As I struggled with my latest painting, it dawned on me that one of the driving forces behind my art is opposition. I am opposing accident to purpose, chaos to order, precision to casualness.
Three strong images oppose each other in this current painting: a large square, a large circle, and a large X. They each fight for dominance in the picture plane.
But in addition, the precision of a perfectly drawn circle, X or square are opposed by the casual freehand result, which is off kilter in each case. One of the challenges for me was to make it clear that these imprecise figures were not the result of incompetence, but intention. This is a bit tricky because I did draw them freehand and that’s why they didn’t result in geometric precision. In order to make the “off-kilter” nature of these forms work, “off-kilteredness” had to be an integral part of the entire painting surface.
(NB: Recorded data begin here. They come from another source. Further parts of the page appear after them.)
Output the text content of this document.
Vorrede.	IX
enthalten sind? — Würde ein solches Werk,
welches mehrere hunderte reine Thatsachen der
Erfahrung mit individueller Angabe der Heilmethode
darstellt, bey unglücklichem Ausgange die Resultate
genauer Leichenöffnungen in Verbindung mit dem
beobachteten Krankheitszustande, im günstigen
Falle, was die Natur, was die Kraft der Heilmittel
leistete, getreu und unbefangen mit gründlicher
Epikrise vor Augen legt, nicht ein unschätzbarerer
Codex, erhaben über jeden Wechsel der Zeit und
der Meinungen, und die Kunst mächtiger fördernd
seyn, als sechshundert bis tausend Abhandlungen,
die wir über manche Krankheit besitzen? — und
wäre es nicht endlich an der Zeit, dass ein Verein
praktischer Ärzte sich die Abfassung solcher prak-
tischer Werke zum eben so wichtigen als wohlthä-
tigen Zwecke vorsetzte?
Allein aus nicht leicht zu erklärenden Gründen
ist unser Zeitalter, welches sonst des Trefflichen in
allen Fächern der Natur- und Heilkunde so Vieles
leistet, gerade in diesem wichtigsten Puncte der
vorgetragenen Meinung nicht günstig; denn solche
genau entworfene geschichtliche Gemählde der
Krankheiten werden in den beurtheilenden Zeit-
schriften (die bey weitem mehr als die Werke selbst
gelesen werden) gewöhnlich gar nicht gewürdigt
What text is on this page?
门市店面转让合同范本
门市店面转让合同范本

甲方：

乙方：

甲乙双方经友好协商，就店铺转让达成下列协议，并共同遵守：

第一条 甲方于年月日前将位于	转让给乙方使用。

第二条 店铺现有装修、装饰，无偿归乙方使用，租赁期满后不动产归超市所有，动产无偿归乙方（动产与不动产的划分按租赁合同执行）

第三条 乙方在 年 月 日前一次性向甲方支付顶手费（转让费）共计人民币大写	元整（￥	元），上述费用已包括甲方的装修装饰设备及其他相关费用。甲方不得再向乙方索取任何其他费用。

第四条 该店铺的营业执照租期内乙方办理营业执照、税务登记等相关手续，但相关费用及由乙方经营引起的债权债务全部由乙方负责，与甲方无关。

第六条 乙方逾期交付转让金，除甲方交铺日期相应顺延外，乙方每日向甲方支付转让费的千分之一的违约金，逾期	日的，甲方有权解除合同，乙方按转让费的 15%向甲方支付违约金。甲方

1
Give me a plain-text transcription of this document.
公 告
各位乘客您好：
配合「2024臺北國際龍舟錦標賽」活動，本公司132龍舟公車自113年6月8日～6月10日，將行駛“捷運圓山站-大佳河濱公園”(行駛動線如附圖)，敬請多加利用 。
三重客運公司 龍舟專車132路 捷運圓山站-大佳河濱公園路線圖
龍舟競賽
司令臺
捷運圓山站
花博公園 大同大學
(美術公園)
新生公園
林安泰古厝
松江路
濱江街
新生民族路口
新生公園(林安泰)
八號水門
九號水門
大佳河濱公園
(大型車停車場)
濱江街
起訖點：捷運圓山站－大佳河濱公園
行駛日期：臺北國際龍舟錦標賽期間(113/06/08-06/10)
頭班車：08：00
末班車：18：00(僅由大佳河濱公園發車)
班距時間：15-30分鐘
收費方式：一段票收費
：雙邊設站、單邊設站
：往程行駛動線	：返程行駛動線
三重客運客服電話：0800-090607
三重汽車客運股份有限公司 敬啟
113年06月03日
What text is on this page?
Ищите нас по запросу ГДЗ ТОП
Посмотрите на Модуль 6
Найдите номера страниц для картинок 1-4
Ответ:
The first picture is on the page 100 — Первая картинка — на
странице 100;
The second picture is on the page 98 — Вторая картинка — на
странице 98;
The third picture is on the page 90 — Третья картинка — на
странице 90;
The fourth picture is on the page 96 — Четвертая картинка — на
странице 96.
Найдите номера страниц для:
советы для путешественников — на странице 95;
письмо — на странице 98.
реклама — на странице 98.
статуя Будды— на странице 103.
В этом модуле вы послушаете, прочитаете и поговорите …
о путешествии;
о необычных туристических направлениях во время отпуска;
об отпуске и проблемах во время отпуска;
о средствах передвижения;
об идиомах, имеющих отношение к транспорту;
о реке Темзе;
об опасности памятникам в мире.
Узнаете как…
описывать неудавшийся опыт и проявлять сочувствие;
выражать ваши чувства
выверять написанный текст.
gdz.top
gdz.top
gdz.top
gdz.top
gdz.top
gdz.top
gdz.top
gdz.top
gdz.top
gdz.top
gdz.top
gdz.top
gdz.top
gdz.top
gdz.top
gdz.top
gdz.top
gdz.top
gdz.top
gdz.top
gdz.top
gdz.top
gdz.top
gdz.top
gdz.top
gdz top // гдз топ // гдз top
Thus, a lot of the work on this painting consisted of the back-and-forth of making the three primary shapes dominant, and then over-painting or canceling out that dominance. I added seemingly random or rather, more carefree lines which intercepted my primary shapes to play their own game across the canvas. I worked quickly to create a casualness replete with drips and other evidence of accident.
Sometimes I’m jealous of the rich surfaces on other artists’ canvasses which proclaim the intentional motivation of every pixel of paint. Once in a while I might end up with a canvas like that, but it’s much more likely in my work that if you look closely, you’ll see the sloppy history of previous layers protesting any grand design. If I’d wanted to, of course I could paint over this evidence. But for me the challenge is always how much of it I can leave and still make the painting work.
Sometimes I deliberately highlight the sloppy background by outlining it, thus bringing it to the foreground. I call this “foregrounding indeterminism,” a fancy name for making the accident, or spill, or barely visible background shape suddenly pop up to demand attention. I like to find a way to bring the casual into the sphere of the deliberate, to see what I can discover in these random marks to give them new life in the surface structure of the painting.
When I paint, I’m not thinking about the above at all, I’m just dealing with the particular problem I see in front of me. How am I going to make this damn painting work? It’s only upon reflection, after the fact, that I can interpret what I must have been doing.